In the last week of April, two Orthodox bishops in Syria were kidnapped by rebels near Aleppo. Ironically, these same bishops "had warned of the threat to religious tolerance and diversity from the two-year conflict in their country."
It's a potent reminder that while we may not be certain who the winners in the upheavals rocking Syria and the rest of the Middle East might be, we already know who the losers will be: Christians.
That's the sobering conclusion of a recent piece in the American Conservative written by Andrew Doran, a former official at UNESCO and the State Department. While the article is ostensibly about how the war in Iraq became a war on Iraqi Christians, the lessons we failed to learn in Iraq are every bit as applicable, if not more so, in Syria.
Much of the story Doran tells will be familiar to long-time BreakPoint listeners. The United States gave virtually no thought to the impact that invading and destabilizing Iraq would have on the country's Christians. Concern for their fate is why the Vatican urged the Bush administration not to proceed.
But the U.S. invaded, and the completely foreseeable happened: a Christian community whose roots can be traced to the Apostles themselves got caught in the middle. Virtually the only thing Sunni and Shia Muslims agreed on was targeting Iraqi Christians.
Ominously for Syrian Christians, the first targets in Iraq were the clergy. As Nina Shea and others, including Chuck Colson, pointed out at the time, the United States made no provision for protecting Iraqi Christians.
As a result, Iraqi Christians were forced to flee what one Assyrian Christian called an "incipient genocide." In the ten years since the invasion of Iraq, half of the country's Christians have left the country. Those remaining are still subject to attacks.
For those who left, the U.S. added insult to the injury of exile. Iraqi Christians seeking asylum in the USA were detained in what one activist calls "prisons;" and the vast majority were denied asylum even though if any group has a "well-founded fear of persecution" it's Iraqi Christians.
Ironically, the one place they have been able to find refuge is in the autonomous Kurdish region of Iraq. In other words, Kurdish Muslims have been more solicitous of our Christian brethren's well-being than American Christians and their government.
Given this recent history, it would be willful folly, bordering on malice, to deny that the same thing can happen next door in Syria. As Doran wrote, "democracy in the Middle East is proving less tolerant than the regimes it has succeeded. Ask Egyptian Christians."

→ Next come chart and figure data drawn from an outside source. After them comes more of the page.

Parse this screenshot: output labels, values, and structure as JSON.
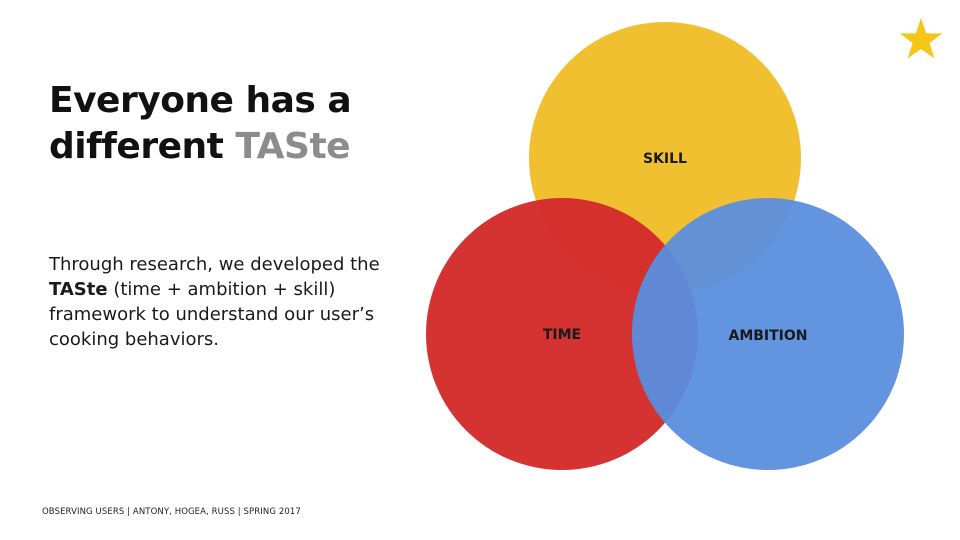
{
  "slide": {
    "title_line1": "Everyone has a",
    "title_prefix": "different ",
    "title_highlight": "TASte",
    "body_pre": "Through research, we developed the ",
    "body_bold": "TASte",
    "body_post": " (time + ambition + skill) framework to understand our user’s cooking behaviors.",
    "footer": "OBSERVING USERS | ANTONY, HOGEA, RUSS | SPRING 2017"
  },
  "venn": {
    "circles": [
      {
        "label": "SKILL",
        "color": "#f0c030"
      },
      {
        "label": "TIME",
        "color": "#d42b2b"
      },
      {
        "label": "AMBITION",
        "color": "#5a8ede"
      }
    ]
  },
  "colors": {
    "title": "#111111",
    "highlight": "#8c8c8c",
    "star": "#f5c518"
  },
  "icons": {
    "star": "star-icon"
  }
}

Then there's the increasing influence of Islamists, including al Qaeda affiliates, in the Syrian opposition. Doran is right when he writes that "the Islamist-Wahabbist commitment to eradicating Christian minorities today will result in the extinction of diverse modes of Islam tomorrow." While this fact is "not lost on moderate Muslims," it does seem to be lost on those urging the U.S. to intervene on the side of the rebels.
President Obama, concerned about what might come after the Syrian dictator Assad is ousted, is rightly hesitant about aiding the rebels. He doesn't want to create "another Iraq."
For that we should be grateful. The last thing we should want is yet another war on Christians in the land where believers were first called by that name.
But the pressure on the administration to intervene is growing. For the sake of our Christian brothers and sisters, let's pray that God will grant our leaders much wisdom before they act.